Anaphylaxis is a real occurrence for me and one they know about. It’s the reason my doc orders the decadron prior to procedure. Apparently the RN thought she didn’t need to give it to me because I was premedicated, that’s what she told my doctor. I think what I’m trying to warn everyone is to know and understand all the risks prior to an angiogram or anesthesia. When all is said and done, I still danced at a friend’s wedding and life is great!

Best to everyone!
Moltroub

1 Like

@phoenix33 what is the difference…guess I’m asking what the heck is an “extradural” aneurysm compared to another

Hugs
Moltroub

Hi @Moltroub!
First of all, let me start by saying to @Alice3, that there is never a reason to apologize. We are a support based community, and one of caring and understanding. No judgement. :blush:

Now to answer @ Moltroub question, there is a huge difference between intradural and extradural aneurysms. Intradural can cause subarachnoid hemorrhage (SAH), which is bleeding in the space between the brain and the surrounding membrane (the subarachnoid space). Extradural aneurysms DO NOT cause SAH and are typically in “safe” places. I will get to that in a moment. So how do we know intradural from extradural aneurysms? Based on a structure called the distal dural ring or DDR.
The DDR separates the extradural from the intradural and is particularly important in identifying cavernous segment aneurysms; which can be “transitional.” Aneurysms above the DDR are intradural those below the DDR are extradural. Many also use the relationship to the optic strut to determine (but that’s another topic and a bit complex).

Knowing the location of the aneurysm and it’s relationship to the DDR can change management strategies, and ultimately to treat or not to treat. This is why size and location matter. A giant aneurysm “may” need treatment in the cavernous segment for example, if the patient is experiencing symptoms (drooping eyelid, vision problems, etc). Even though there is no risk of SAH, the patient is having debilitating symptoms. So it’s not always about rupture risk.

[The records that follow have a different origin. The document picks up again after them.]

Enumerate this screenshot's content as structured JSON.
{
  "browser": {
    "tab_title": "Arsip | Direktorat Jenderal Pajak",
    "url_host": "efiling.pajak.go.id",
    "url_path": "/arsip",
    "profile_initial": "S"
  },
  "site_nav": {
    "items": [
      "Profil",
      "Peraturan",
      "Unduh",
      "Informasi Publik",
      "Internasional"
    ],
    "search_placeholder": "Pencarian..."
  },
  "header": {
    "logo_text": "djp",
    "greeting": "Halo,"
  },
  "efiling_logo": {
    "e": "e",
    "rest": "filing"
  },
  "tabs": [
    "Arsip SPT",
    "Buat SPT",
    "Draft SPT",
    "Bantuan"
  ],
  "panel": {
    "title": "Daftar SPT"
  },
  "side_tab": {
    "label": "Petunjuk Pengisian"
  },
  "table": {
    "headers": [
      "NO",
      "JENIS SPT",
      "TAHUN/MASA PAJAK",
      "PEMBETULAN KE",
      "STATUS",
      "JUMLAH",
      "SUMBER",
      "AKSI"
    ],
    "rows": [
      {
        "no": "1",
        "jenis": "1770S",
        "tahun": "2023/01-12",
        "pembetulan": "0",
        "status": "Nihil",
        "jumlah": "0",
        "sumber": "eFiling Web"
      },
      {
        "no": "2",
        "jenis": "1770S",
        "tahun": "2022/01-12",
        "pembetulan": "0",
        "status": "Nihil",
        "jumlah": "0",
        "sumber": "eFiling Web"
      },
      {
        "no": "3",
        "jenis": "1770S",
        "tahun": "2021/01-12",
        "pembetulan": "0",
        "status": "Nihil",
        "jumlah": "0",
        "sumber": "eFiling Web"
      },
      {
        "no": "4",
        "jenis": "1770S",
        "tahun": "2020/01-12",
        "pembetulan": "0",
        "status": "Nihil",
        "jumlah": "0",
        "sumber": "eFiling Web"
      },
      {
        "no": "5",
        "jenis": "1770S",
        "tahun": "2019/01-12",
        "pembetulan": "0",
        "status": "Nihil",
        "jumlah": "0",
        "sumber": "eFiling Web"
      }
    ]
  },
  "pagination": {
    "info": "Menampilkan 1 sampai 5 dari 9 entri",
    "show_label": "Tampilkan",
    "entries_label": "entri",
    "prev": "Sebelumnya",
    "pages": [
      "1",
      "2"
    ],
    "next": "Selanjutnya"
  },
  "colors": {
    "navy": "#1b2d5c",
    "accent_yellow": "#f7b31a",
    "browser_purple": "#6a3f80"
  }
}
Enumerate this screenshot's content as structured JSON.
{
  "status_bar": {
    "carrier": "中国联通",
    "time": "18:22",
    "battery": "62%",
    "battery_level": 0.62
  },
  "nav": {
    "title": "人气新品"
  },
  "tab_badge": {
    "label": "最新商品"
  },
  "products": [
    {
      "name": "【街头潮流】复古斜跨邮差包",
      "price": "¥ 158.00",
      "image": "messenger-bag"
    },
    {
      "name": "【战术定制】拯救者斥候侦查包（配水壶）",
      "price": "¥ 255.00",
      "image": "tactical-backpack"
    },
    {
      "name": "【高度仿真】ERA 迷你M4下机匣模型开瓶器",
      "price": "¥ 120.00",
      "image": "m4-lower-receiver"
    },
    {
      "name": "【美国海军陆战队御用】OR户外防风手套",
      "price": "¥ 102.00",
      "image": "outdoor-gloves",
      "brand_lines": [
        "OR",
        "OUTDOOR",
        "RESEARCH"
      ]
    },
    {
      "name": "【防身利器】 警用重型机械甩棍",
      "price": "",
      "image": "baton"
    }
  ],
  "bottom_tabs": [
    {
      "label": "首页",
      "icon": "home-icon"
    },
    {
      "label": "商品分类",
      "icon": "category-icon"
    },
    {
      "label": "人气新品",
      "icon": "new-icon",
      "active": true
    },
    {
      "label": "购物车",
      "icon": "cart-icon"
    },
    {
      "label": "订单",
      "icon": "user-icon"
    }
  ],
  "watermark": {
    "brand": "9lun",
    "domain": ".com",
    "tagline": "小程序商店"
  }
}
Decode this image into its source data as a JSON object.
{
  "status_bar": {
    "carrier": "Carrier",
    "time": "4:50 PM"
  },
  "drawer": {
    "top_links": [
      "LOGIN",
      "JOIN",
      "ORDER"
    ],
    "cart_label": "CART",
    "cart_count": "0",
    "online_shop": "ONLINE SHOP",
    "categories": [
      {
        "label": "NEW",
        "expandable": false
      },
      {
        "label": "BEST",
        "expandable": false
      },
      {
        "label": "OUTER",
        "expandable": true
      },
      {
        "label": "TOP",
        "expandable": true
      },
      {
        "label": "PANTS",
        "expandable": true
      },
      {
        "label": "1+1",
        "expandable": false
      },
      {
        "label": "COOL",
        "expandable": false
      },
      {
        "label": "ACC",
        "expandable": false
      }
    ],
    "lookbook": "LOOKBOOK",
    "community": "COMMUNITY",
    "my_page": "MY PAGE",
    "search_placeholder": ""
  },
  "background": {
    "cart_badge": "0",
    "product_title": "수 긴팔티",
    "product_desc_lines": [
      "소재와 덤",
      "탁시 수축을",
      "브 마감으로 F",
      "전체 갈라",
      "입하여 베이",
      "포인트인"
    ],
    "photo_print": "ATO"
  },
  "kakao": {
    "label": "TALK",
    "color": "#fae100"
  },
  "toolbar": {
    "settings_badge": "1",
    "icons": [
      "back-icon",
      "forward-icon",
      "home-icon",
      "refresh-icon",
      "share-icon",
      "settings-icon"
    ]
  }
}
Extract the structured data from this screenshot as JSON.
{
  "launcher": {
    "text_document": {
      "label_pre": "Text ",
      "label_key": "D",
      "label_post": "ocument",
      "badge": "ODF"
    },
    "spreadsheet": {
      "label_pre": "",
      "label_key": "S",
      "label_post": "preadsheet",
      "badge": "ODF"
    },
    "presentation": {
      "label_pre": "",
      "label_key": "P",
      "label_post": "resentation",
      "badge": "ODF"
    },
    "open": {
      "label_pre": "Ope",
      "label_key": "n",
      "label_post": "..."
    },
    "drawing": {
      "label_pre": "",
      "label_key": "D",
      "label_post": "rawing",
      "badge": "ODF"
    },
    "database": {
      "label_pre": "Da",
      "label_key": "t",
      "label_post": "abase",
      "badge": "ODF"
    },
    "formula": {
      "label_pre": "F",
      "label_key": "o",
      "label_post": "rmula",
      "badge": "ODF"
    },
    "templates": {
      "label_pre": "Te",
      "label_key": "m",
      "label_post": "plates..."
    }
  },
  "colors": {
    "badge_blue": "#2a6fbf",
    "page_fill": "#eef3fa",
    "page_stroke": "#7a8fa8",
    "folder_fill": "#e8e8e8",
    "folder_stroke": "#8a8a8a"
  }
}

What is transitional? Transitional aneurysms are ones that have a portion that is intradural and a portion that is extradural. They are found on the cavernous segment and arise entirely from within the cavernous sinus but project into the subarachnoid space; so a portion is intradural and a portion is extradural.

The importance of all of this is that word “aneurysm” is a pretty scary, however, all is not what it may appear to be until we peel back the onion. Who knew that not all aneurysms can be bad buggers? I learn something new every day, and when this was explained to me I had a total “ah ha” moment!